Research

Decoding the human genome through AI.

Overview

My research mission is to model large-scale, multimodal genomic data to understand how the human genome functions in both health and disease. By building models that can interpret the grammar and syntax of human DNA, we can discover the underlying causes of complex diseases and accelerate the discovery of novel, life-saving treatments.

Foundation Models for Genomics

I develop DNA foundation models that learn the evolutionary and functional language of the genome from massive datasets.

For example, Decima is a state-of-the-art model designed to predict gene expression directly from DNA sequences with unprecedented cell-type specificity. By leveraging large-scale single-cell genomic data, Decima learns to predict the functional impact of genetic mutations at a high resolution, revealing how genetic variants drive disease pathology across different cells in the human body.

Generative AI for DNA

Beyond prediction, I am interested in synthesis - engineering DNA sequences to achieve better therapeutic outcomes. For example:

  • regLM: As the first autoregressive language model trained specifically to design regulatory DNA, regLM treats genomic sequences as a structured language. It can generate synthetic promoters and enhancers that follow the “syntax” of the human genome. This work demonstrated that a language model can design realistic functional genomic elements with tailored regulatory properties, opening new doors for synthetic biology.

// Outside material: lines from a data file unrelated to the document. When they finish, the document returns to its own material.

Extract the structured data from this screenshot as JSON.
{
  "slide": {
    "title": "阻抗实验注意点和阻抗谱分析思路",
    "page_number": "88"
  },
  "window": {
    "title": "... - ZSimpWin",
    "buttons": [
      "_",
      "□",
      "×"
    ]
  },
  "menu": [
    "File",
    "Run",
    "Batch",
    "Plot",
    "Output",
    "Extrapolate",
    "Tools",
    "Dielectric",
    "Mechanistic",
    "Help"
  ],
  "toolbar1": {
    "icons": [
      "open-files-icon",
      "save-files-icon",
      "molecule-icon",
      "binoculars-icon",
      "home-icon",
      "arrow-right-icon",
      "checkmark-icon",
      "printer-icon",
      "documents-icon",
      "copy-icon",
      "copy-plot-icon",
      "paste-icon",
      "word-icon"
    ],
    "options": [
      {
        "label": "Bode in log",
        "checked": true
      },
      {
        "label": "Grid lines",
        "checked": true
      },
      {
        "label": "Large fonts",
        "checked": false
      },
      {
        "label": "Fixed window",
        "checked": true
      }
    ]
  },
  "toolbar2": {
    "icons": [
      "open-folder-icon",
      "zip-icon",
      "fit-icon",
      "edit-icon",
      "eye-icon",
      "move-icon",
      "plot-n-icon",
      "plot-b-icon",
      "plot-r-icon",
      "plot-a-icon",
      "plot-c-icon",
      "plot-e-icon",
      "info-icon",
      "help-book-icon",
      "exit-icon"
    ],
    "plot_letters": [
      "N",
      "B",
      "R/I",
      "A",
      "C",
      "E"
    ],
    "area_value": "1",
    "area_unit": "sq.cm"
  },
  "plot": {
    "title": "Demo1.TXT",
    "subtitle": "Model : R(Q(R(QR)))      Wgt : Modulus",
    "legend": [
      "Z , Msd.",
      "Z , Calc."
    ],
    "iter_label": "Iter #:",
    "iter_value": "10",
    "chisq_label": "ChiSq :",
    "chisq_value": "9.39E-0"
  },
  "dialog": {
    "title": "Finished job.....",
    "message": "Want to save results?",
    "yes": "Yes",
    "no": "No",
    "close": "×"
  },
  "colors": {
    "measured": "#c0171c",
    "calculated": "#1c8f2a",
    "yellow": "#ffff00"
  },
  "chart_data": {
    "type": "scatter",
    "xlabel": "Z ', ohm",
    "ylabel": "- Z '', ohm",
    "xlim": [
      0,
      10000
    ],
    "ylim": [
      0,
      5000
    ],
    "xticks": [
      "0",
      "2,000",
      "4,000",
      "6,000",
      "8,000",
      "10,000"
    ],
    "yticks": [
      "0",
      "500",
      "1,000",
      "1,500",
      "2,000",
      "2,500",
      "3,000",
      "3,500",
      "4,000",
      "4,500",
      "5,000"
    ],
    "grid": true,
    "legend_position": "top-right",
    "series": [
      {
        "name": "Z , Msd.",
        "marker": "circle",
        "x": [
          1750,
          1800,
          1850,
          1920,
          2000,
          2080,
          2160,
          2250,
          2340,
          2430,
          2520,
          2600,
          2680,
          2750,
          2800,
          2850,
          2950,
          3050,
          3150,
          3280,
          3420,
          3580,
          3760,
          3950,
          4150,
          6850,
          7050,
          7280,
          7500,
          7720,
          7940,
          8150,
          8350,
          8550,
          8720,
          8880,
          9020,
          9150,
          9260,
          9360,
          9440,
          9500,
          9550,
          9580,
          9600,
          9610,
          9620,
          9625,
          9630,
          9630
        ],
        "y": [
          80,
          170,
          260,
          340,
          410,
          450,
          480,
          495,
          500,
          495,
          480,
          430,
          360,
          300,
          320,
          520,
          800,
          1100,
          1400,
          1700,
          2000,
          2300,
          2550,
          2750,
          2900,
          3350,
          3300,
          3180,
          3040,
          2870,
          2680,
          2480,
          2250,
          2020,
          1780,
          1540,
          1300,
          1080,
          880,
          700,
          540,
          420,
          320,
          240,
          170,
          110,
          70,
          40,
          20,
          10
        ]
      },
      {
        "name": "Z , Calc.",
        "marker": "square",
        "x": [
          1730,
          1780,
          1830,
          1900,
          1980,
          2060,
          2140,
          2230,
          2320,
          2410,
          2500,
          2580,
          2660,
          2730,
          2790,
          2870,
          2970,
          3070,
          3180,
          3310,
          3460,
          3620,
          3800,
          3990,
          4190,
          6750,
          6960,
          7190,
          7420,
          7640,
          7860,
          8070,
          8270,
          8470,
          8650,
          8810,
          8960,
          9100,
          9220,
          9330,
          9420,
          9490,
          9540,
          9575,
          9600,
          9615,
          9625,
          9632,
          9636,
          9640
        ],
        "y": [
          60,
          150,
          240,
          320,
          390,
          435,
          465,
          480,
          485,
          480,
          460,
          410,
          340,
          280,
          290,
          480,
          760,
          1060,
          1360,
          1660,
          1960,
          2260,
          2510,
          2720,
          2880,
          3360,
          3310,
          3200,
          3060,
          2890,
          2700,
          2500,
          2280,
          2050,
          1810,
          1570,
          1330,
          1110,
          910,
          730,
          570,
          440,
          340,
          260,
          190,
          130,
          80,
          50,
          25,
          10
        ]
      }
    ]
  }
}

  • Polygraph: As generative models become widespread in biology, validating their output is essential. Polygraph uses a suite of biological “filters” and deep learning evaluators to test whether AI-designed regulatory sequences are biologically realistic.

Scalable Infrastructure for Genomic AI

To bridge the gap between AI research and widespread biological application, I build high-performance software frameworks that enable biologists to easily adopt AI.

  • gReLU: Developed at Genentech, gReLU is a comprehensive software package designed to standardize and accelerate the training of genomic deep learning models. It provides modular components for data handling, model architecture, and interpretability, allowing researchers to move seamlessly from raw DNA sequences to biologically meaningful insights.

  • RAPIDS for Single-Cell Genomics: At NVIDIA, I led the development of GPU-accelerated workflows for single-cell analysis. We reduced data processing times from hours to seconds, enabling the real-time analysis of datasets containing millions of cells.

Improving Genomic Data Quality with Deep Learning

Meaningful discovery requires high-fidelity data. At NVIDIA, I worked on deep learning methods to clean and enhance genomic data, ensuring that biological signals are not lost in technical noise. These include AtacWorks, a deep learning tool to denoise epigenomic data, as well as deep learning models for reference-free error correction in long-read sequencing data.

Translation: AI in the Clinic & Drug Discovery

Ultimately, my work aims to translate insights derived from AI models into therapeutic impact. At insitro and Genentech, I have worked on applying AI models to identify novel drug targets and design therapeutic molecules. During my postdoctoral work at Stanford University, I developed AI models to predict patient outcomes and discover mutational signatures using personalized genomic data from cancer patients.